Delfos, Dexter em Cena

Demorou sete livros e muitas centenas de páginas, mas finalmente Jeff Lindsay acertou a mão e escreveu o melhor livro da série Dexter, um patamar superior a todos os seus antecessores. Estou falando, claro, de Dexter em Cena, o sétimo volume da saga do assassino serial fanfarrão.

A essa altura, falar sobre os defeitos de Lindsay como autor é chover no molhado. Ele continua com todas as suas falhas recorrentes, especialmente no modo exagerado e deveras irritante como trata Rita, um estereótipo ambulante da mulher aporrinhadora.

Sem falar em coisas como personagens que somem de um livro para o outro e não são nem mencionados, como Brian, o irmão igualmente psicótico de Dexter e que vinha ganhando uma importância maior nos dois volumes anteriores. Nesse, é simplesmente como se ele nem existisse, o que é uma escolha bastante estranha do autor.

DEXTER EM CENA

Mas se ele continua errando devido às suas próprias limitações narrativas, ao menos foi esperto o bastante para focar no que ele melhor consegue fazer, e é justamente isso que coloca este tomo um patamar acima de todos os seus antecessores. Não só já dominou o senso de humor mórbido de seus enredos, como também o de seu protagonista, muito mais cínico e malicioso que sua contraparte televisiva.

E também conseguiu finalmente balancear a trama, equilibrando bem os exageros com o suspense e o senso de humor negro característico da série literária, desta vez sem descambar para o puramente absurdo, como já aconteceu em livros anteriores. E o faz tirando sarro de Hollywood, onde sua maior criação ficou famosa graças à adaptação para a televisão.

Delfos, Dexter em Cena, Capa

Acontece que na trama, um novo seriado policial está sendo filmado em Miami e os produtores conseguem a cooperação e a assistência da polícia local para que os atores possam acompanhar de perto o trabalho policial, e assim fazer o chamado laboratório. Dexter fica então encarregado de mostrar os meandros da perícia forense para o astro do seriado, enquanto sua irmã Deborah não fica nada contente em ter de servir de babá para a protagonista feminina da série, que irá encarnar uma detetive de homicídios.
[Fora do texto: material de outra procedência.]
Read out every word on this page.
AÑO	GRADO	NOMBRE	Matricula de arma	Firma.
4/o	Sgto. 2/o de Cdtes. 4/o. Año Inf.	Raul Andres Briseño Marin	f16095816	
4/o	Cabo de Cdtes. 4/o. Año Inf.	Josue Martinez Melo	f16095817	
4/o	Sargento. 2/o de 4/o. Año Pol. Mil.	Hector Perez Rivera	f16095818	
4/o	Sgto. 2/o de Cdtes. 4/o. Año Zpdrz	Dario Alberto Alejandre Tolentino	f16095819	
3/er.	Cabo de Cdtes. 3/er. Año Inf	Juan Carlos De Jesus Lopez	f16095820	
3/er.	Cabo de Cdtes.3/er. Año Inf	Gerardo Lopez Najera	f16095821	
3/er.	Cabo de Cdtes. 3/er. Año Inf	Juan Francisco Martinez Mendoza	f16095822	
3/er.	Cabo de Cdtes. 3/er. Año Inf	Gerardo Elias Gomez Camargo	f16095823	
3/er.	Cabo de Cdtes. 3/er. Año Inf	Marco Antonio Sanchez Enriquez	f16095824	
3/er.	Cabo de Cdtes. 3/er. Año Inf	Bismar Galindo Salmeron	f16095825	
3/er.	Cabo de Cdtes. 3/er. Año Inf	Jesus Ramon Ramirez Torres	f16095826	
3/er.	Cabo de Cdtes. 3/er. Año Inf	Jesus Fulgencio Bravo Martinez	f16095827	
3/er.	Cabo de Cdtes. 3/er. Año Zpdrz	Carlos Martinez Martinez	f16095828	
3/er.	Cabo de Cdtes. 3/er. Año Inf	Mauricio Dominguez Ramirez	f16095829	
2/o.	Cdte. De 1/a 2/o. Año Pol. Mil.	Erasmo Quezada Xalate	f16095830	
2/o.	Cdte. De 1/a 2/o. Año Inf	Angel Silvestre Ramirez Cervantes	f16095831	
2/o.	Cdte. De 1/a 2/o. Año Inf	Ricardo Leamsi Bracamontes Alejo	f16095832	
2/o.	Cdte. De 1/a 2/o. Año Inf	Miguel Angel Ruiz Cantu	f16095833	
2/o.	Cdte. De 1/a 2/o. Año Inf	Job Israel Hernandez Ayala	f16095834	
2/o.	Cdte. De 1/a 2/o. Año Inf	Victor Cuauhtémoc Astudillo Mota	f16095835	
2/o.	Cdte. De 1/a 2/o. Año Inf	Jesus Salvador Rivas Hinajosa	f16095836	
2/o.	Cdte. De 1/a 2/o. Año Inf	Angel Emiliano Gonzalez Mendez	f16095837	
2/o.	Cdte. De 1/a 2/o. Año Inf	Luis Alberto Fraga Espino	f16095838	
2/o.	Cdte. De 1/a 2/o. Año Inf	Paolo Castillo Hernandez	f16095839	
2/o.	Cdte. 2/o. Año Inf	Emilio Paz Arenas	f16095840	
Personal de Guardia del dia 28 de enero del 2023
E, claro, como não poderia deixar de ser, no meio disso, mais um serial killer começa a se divertir por aí, ou este não seria um livro de Dexter. O mais legal, contudo, é a direção inesperada para a qual a história leva seu personagem principal, mostrando que nem mesmo o frio e desprovido de emoções Dexter é imune ao universo glamoroso das celebridades.

HOLLYWOOD

Primeiro, ao sentir uma grande atração por Jackie Forrest, a estrela da série, revela-se mais mundano do que imaginava. E depois, ao ele próprio se surpreender ao se dar conta de quanto está gostando de ficar perto do estilo de vida dos ricos e famosos debaixo dos holofotes. Percebe, com o máximo de ironia, que justo ele, uma pessoa que por motivos óbvios tem de levar uma vida discreta e low profile, sem chamar atenção, está adorando estar no centro da ribalta desejando seus quinze minutos de fama.

É essa dualidade entre a obrigação de se resguardar para não revelar seu grande segredo e o recém adquirido gosto pelo estilo de vida chamativo das estrelas que move o livro e gera seus melhores momentos, tornando este o melhor aspecto da leitura, muito mais até do que o desfecho da história principal e seu mistério, muito mais óbvio e fácil de matar para quem já está familiarizado com os outros livros.

Dexter em Cena repete os muitos defeitos frequentes que assolam a série desde o começo, mas ao apresentar uma boa história, que leva o personagem numa direção inesperada, fazendo-o descobrir coisas sobre ele mesmo que sequer sabia que existiam, acaba se colocando num caminho muito mais interessante. E é isso que faz valer a leitura e, pela primeira vez, ser um livro da série que realmente merece ser indicado. Assim, aos que quiserem conhecer a série literária, esta é a pedida.